Chiuso in quel «luogo celato» che è la «cavità del cuore», c’è un granello, «più piccolo di un grano d’orzo», quasi impercettibile nella sua piccolezza, che improvvisamente può espandersi in una vastità smisurata, può invadere lo spazio, coprirlo, avvolgerlo: quello è l’atman, la beata vastità di cui l’universo è solo una parte, la zampa del cigno immersa nell’acqua. Poggiando sull’esperienza dell’atman, il pensiero indiano si è spinto successivamente verso due conclusioni opposte: da una parte la più radicale affermazione della vita, quale traspare da tanti inni vedici; dall’altra la più radicale negazione della stessa, implicita in certe Upanisad che già presentano lo stampo dove si calerà il buddhismo. Da una parte intravediamo gli ardenti sacrificatori delle origini: «avidi di beni, mai appagati di potere, dagli odi violenti e dai desideri insaziabili: così ci compaiono dinanzi gli uomini vedici nei loro inni».
Ma dall’altra parte, fra le righe delle Upanisad, riconosciamo anche una tutt’altra figura: il rinunciante, colui che ha abbattuto l’ascia sul tronco del desiderio e dal mondo si distacca con gesto drastico. Questi sono i due estremi fra cui si muove il pensiero indiano. Per aiutarci a intendere come e perché avvenne questa oscillazione, e come si riprodusse per secoli in molteplici variazioni, il libro della Falk è tuttora indispensabile. Queste pagine offrono «uno squarcio della storia interiore di quei vati ignoti che cantavano le origini dell’universo e le andavano cercando nei propri cuori; e dei loro eredi che in tradizioni secolari continuarono la via da quelli tracciata.
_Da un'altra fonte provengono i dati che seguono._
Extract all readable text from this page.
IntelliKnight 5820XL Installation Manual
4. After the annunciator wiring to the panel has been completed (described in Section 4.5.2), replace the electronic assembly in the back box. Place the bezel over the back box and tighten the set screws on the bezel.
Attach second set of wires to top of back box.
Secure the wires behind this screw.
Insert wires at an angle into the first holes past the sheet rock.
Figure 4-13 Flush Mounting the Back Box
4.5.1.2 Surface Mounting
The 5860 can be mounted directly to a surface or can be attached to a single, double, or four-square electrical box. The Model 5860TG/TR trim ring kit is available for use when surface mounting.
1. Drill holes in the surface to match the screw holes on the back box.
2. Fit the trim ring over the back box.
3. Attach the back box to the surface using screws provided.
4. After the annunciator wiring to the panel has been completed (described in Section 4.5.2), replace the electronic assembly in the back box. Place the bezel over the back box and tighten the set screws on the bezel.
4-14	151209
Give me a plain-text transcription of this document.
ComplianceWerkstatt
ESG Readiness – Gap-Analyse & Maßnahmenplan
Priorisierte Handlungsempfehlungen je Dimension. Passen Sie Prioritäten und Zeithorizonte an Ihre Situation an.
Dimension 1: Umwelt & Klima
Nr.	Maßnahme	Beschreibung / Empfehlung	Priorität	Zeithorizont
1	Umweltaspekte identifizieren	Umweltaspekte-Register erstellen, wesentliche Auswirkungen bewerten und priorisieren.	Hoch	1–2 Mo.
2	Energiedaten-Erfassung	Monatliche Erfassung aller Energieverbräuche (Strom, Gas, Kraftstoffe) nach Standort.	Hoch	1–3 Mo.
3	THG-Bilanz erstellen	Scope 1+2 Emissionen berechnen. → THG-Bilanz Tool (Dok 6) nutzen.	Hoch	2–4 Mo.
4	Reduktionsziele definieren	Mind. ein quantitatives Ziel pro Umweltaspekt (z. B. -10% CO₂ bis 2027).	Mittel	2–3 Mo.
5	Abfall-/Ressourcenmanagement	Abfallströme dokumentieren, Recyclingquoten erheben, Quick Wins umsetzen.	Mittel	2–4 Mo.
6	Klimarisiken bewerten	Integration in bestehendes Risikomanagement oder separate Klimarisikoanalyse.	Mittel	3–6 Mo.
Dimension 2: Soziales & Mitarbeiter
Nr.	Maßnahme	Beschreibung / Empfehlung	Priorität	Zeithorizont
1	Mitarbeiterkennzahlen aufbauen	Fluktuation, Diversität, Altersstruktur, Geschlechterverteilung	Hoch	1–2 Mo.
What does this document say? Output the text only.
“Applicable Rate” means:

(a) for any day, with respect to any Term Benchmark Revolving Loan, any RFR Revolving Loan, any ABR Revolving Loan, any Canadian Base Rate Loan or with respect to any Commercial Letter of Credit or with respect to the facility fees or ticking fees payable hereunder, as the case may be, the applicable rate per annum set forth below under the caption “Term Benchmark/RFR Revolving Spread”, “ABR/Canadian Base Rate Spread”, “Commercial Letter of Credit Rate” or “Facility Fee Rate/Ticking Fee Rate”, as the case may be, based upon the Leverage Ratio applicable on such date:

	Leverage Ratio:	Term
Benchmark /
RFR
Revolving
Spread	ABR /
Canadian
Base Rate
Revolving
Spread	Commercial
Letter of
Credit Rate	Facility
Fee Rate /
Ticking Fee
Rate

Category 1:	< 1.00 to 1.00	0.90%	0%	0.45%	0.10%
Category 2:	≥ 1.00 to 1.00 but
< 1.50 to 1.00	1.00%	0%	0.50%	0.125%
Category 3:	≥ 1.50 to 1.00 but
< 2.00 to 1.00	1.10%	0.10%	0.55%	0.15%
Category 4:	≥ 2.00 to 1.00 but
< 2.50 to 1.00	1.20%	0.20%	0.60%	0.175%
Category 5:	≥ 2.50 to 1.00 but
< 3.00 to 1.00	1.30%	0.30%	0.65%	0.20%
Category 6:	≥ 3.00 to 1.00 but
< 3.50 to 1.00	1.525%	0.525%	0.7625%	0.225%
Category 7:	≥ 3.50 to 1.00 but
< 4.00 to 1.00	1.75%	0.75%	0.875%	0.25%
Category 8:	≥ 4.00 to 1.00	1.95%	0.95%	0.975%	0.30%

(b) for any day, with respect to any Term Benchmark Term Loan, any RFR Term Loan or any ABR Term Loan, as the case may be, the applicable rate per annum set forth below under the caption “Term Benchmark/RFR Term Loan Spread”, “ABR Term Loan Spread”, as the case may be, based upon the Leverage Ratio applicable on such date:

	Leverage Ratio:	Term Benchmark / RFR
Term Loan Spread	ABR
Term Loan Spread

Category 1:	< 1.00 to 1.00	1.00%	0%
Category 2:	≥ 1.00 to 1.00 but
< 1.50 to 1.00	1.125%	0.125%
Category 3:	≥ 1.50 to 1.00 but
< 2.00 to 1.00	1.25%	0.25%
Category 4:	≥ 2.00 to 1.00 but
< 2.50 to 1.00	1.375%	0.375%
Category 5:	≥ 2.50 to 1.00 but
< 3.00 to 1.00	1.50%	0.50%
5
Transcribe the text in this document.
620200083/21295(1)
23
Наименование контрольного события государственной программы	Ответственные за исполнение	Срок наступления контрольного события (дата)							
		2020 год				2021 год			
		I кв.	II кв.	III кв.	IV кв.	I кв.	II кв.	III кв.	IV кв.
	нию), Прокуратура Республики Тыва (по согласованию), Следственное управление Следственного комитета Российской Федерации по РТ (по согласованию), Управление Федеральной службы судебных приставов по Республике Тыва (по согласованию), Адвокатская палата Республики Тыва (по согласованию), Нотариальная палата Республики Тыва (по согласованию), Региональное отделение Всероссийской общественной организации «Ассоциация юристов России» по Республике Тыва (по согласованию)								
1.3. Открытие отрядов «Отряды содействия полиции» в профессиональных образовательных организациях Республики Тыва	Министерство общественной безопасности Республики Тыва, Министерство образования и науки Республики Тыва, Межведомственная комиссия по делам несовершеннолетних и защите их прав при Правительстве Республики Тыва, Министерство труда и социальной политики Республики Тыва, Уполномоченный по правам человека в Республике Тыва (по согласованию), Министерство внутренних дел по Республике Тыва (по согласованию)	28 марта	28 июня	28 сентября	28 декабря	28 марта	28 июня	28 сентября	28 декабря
Dove sboccò questa via è noto: ma fu non per ultima la troppa pienezza di vita che li condusse a quella condanna finale della vita».
Maryla Falk elaborò a partire dal 1930 la sua opera centrale, Il mito psicologico nell’India antica, che sarebbe stata accolta nel 1939 fra le Memorie della Accademia dei Lincei, relatori i soci Carlo Formichi e Pier Gabriele Goidanich.